Published in final edited form as: J Adolesc Health. 2015 Apr 21;57(1):120–122. doi: 10.1016/j.jadohealth.2015.02.017

The Impact of Early Bedtimes on Adolescent Caloric Intake

Dean W Beebe 1,2, Amy Zhou 2, Joseph Rausch 1,2, Olivia Noe 3, Stacey L Simon 4
PMCID: PMC4478236  NIHMSID: NIHMS683773  PMID: 25911162

Abstract

Purpose

Adolescent sleep restriction (SR) is common and can lead to overeating. Here we test whether lengthening sleep via early bedtimes affects dietary intake differently for adolescents accustomed to a later sleep phase (“night owls”) versus an earlier sleep phase (“morning larks”).

Methods

Using a randomized cross-over design, 67 adolescents changed bedtimes to create 5-night periods of SR (6.5 hours in bed) versus healthy sleep (HS; 10 hours in bed). Caloric intake was measured via validated interviews. Phase preference was based on participants' pre-manipulation sleep.

Results

Actigraphy verified that the manipulation altered sleep regardless of phase preference.
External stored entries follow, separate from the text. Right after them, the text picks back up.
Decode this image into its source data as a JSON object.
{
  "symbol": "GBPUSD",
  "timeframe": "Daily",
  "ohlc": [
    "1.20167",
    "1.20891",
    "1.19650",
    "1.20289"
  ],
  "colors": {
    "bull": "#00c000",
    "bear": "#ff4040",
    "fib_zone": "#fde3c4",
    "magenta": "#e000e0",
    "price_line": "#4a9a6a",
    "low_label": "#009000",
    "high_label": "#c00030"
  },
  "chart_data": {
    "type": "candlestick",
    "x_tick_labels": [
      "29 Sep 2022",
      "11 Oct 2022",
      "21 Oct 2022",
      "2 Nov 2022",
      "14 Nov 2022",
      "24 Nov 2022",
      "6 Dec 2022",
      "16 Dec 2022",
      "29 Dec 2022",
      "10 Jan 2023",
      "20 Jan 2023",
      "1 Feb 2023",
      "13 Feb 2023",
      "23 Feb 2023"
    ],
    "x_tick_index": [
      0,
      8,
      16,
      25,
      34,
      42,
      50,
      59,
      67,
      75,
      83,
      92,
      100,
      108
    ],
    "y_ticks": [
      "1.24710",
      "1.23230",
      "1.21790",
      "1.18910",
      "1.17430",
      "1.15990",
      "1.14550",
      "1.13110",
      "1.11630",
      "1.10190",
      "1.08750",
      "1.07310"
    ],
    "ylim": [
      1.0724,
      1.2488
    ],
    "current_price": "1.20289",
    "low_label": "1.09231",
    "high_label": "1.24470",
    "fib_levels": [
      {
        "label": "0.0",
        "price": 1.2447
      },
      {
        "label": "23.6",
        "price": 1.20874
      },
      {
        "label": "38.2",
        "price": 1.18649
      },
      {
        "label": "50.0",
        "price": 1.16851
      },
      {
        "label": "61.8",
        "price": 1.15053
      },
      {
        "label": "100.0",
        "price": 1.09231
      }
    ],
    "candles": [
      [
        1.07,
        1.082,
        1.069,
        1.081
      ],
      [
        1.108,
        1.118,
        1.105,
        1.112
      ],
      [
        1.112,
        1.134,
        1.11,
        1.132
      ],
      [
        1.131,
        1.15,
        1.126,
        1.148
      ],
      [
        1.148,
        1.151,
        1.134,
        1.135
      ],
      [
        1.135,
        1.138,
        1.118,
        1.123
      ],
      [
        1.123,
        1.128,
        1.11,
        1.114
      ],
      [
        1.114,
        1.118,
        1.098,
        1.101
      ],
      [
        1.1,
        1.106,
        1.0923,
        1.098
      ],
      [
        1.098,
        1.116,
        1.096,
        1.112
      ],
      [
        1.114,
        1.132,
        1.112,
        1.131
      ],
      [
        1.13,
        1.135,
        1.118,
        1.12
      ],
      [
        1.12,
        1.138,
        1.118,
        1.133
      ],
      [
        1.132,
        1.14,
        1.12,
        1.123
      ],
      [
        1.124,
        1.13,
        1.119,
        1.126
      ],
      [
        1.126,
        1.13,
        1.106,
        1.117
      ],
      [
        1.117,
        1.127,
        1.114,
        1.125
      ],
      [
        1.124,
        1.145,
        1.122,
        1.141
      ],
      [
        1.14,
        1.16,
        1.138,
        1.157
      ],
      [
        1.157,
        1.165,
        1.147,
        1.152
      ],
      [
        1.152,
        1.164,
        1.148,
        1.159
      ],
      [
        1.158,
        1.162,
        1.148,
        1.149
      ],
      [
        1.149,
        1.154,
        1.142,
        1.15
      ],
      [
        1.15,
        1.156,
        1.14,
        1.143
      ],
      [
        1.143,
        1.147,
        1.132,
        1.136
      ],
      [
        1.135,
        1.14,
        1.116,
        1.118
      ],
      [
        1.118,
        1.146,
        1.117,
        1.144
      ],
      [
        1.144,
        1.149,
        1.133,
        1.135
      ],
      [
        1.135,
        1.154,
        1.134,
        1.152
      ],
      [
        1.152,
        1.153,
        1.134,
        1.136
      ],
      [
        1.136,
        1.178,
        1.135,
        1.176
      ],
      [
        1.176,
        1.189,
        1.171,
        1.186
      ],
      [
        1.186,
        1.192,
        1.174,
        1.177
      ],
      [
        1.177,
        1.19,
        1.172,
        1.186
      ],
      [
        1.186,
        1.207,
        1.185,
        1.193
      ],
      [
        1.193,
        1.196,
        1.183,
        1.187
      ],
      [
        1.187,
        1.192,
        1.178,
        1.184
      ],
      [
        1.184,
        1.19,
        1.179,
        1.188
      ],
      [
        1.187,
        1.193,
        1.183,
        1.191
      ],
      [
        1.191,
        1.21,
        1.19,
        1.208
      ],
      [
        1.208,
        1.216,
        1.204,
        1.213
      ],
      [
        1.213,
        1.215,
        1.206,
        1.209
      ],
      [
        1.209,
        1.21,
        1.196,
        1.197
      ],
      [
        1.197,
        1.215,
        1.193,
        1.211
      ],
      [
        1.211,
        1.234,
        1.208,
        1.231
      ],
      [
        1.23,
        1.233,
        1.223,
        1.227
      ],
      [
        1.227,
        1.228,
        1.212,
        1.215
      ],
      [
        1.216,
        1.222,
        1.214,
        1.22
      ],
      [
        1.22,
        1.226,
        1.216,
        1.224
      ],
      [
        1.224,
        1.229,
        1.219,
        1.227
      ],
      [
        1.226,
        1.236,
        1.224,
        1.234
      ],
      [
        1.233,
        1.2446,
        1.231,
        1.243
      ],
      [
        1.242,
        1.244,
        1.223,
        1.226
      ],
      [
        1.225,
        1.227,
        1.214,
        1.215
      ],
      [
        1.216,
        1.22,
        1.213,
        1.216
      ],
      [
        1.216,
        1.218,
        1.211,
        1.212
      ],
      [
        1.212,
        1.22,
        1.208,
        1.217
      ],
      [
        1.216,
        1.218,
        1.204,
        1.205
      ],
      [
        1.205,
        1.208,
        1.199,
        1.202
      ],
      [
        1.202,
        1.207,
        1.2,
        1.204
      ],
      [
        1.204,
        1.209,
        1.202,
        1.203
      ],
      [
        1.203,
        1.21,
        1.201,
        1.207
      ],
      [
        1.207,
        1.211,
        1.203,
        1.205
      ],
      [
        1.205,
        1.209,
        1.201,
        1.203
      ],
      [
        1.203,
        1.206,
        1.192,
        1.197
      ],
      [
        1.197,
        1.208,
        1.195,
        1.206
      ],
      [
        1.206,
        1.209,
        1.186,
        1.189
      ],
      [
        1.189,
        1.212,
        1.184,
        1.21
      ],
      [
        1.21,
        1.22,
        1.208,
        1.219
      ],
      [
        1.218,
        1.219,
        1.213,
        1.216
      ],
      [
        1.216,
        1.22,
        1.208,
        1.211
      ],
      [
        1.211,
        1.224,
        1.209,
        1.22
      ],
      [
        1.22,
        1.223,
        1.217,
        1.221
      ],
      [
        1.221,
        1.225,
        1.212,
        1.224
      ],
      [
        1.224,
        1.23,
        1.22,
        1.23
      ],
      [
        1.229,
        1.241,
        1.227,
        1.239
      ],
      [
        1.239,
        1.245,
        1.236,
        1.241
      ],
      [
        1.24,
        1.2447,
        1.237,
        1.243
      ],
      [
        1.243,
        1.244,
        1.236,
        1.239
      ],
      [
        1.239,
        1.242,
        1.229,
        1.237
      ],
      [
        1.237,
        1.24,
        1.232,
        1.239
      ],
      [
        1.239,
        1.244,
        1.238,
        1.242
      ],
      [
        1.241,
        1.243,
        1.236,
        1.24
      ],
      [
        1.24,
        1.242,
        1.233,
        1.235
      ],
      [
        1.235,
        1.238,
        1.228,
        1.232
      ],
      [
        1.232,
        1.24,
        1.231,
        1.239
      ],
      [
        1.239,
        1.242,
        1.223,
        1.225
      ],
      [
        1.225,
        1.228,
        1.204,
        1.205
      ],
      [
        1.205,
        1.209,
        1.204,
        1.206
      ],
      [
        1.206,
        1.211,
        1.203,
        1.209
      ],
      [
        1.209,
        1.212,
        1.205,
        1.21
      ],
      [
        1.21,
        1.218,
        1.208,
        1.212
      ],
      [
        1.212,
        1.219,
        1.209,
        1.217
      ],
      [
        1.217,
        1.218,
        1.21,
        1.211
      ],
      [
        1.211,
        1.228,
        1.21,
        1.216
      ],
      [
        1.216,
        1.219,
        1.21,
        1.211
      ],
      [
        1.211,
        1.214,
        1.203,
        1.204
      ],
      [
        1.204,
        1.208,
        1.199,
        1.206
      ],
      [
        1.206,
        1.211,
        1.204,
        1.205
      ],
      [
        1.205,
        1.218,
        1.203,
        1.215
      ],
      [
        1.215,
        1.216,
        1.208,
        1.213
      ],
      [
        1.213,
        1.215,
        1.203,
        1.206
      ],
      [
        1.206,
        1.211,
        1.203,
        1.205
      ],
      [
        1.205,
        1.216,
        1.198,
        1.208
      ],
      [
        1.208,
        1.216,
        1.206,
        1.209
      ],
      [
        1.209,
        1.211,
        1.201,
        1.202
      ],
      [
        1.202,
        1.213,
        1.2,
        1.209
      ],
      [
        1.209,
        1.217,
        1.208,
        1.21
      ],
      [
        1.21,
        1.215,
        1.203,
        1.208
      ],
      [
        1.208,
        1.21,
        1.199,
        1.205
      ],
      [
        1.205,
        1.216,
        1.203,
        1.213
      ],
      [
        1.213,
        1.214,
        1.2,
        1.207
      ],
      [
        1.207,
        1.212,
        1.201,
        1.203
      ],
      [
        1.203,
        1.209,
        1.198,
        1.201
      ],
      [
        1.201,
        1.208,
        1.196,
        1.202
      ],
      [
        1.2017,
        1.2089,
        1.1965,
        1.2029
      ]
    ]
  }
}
Phase preference moderated the effect of the manipulation on cumulative caloric intake (p=.01-.03). Night owls showed little effect, but morning larks reduced their evening intake during HS.

Conclusions

An “early to bed” approach confers little dietary benefit for night owls, but may have a protective effect for adolescents who gravitate towards earlier bedtimes.

Introduction

Sleep experts have increasingly pointed toward chronic sleep restriction (SR) as a contributor to obesity during adolescence, and have called for interventions to lengthen adolescent sleep [1]. Although most studies linking adolescent sleep and diet have used correlational data, we recently published experimental findings that show a causal link between SR and the eating behavior of adolescents [2, 3]. Specifically, healthy adolescents consumed ∼10% more calories after several nights of SR than when well-rested.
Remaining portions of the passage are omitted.